Do you want to prove to your mum that you’ve finally learned how to cook? Make her this nice risotto and you’ll her her approval straight away.
If your mum’s Italian though, just prepare hummus or something completely different, her risotto is gonna be better than yours.
- Once upon a time there was a pan with a bit of olive oil and diced onion on it. This recipe starts like many others, just slowly fry the onion for about 10 minutes.
- Is it soft and slightly coloured but not burned? Good. Now add the mushrooms and stir for a little bit.
- Turn the heat up and add the rice to the pan -use risotto rice or a similar one, not long grain or basmati rice, we’re not making fucking curry! Fry it for a couple of minutes and then pour a generous splash of white wine into the pan and stir again.

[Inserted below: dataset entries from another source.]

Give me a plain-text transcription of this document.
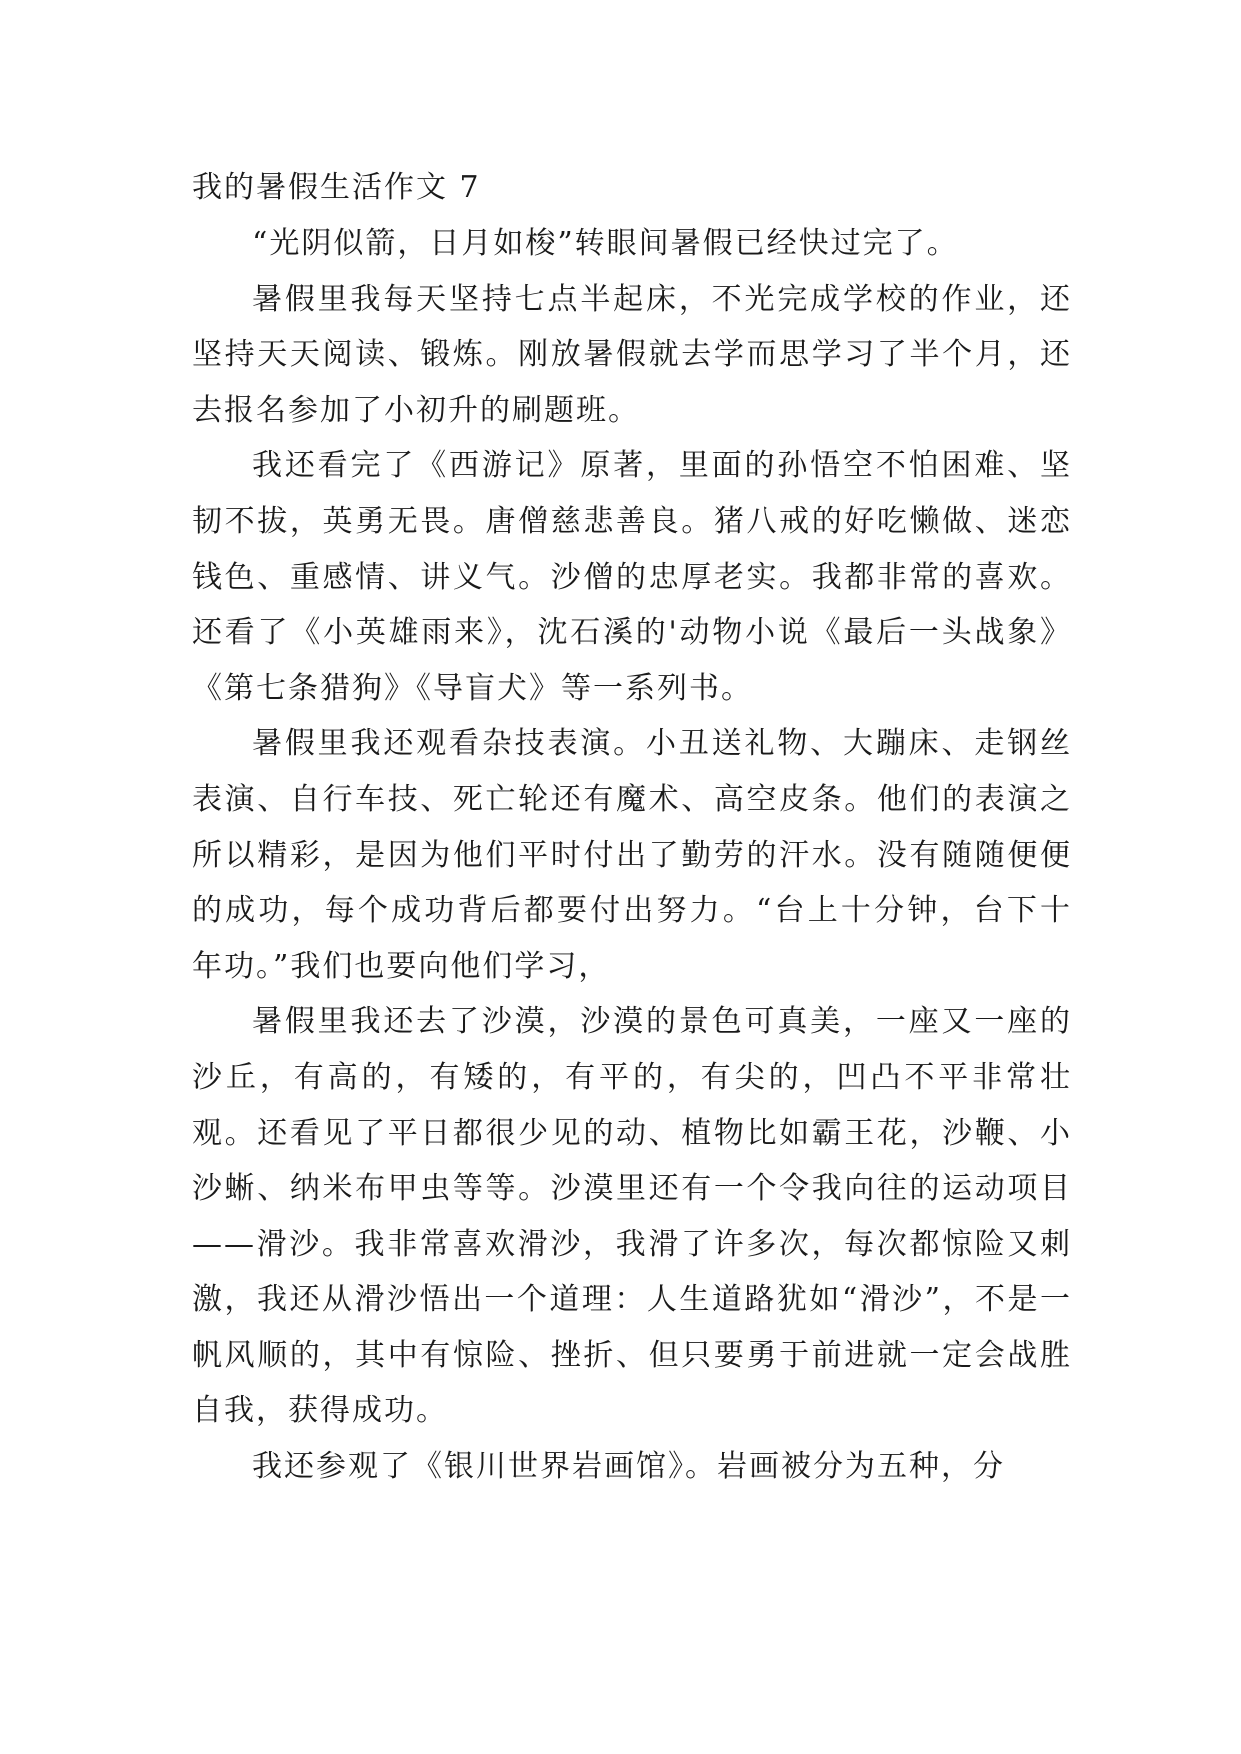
我的暑假生活作文 7

“光阴似箭，日月如梭”转眼间暑假已经快过完了。

暑假里我每天坚持七点半起床，不光完成学校的作业，还坚持天天阅读、锻炼。刚放暑假就去学而思学习了半个月，还去报名参加了小初升的刷题班。

我还看完了《西游记》原著，里面的孙悟空不怕困难、坚韧不拔，英勇无畏。唐僧慈悲善良。猪八戒的好吃懒做、迷恋钱色、重感情、讲义气。沙僧的忠厚老实。我都非常的喜欢。还看了《小英雄雨来》，沈石溪的'动物小说《最后一头战象》《第七条猎狗》《导盲犬》等一系列书。

暑假里我还观看杂技表演。小丑送礼物、大蹦床、走钢丝表演、自行车技、死亡轮还有魔术、高空皮条。他们的表演之所以精彩，是因为他们平时付出了勤劳的汗水。没有随随便便的成功，每个成功背后都要付出努力。“台上十分钟，台下十年功。”我们也要向他们学习，

暑假里我还去了沙漠，沙漠的景色可真美，一座又一座的沙丘，有高的，有矮的，有平的，有尖的，凹凸不平非常壮观。还看见了平日都很少见的动、植物比如霸王花，沙鞭、小沙蜥、纳米布甲虫等等。沙漠里还有一个令我向往的运动项目——滑沙。我非常喜欢滑沙，我滑了许多次，每次都惊险又刺激，我还从滑沙悟出一个道理：人生道路犹如“滑沙”，不是一帆风顺的，其中有惊险、挫折、但只要勇于前进就一定会战胜自我，获得成功。

我还参观了《银川世界岩画馆》。岩画被分为五种，分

- Once the wine has been absorbed by the rice, the alcohol has evaporated and you’re crying because you can’t drink that anymore, it’s time to lower the heat, cover the rice in broth. JUST COVER IT, don’t make deep pool of broth and the rice floating around, this is not a fucking soup.
- Let it simmer for a while, keep stirring the rice and tasting it from time to time. If it needs a bit of salt add it, if it needs more broth, add it.
- Once the rice is “al dente” -cooked enough but harder than softer- the broth should be almost gone. Not quite? Manage the broth better next time.
- Now take the risotto off the heat, add some grated parmesan, parsley, give it a last stir and cover with a lid for a couple of minutes. This will make it creamy and perfectly cooked.
- Finally you can serve it with a bit of extra parmesan and parsley on top.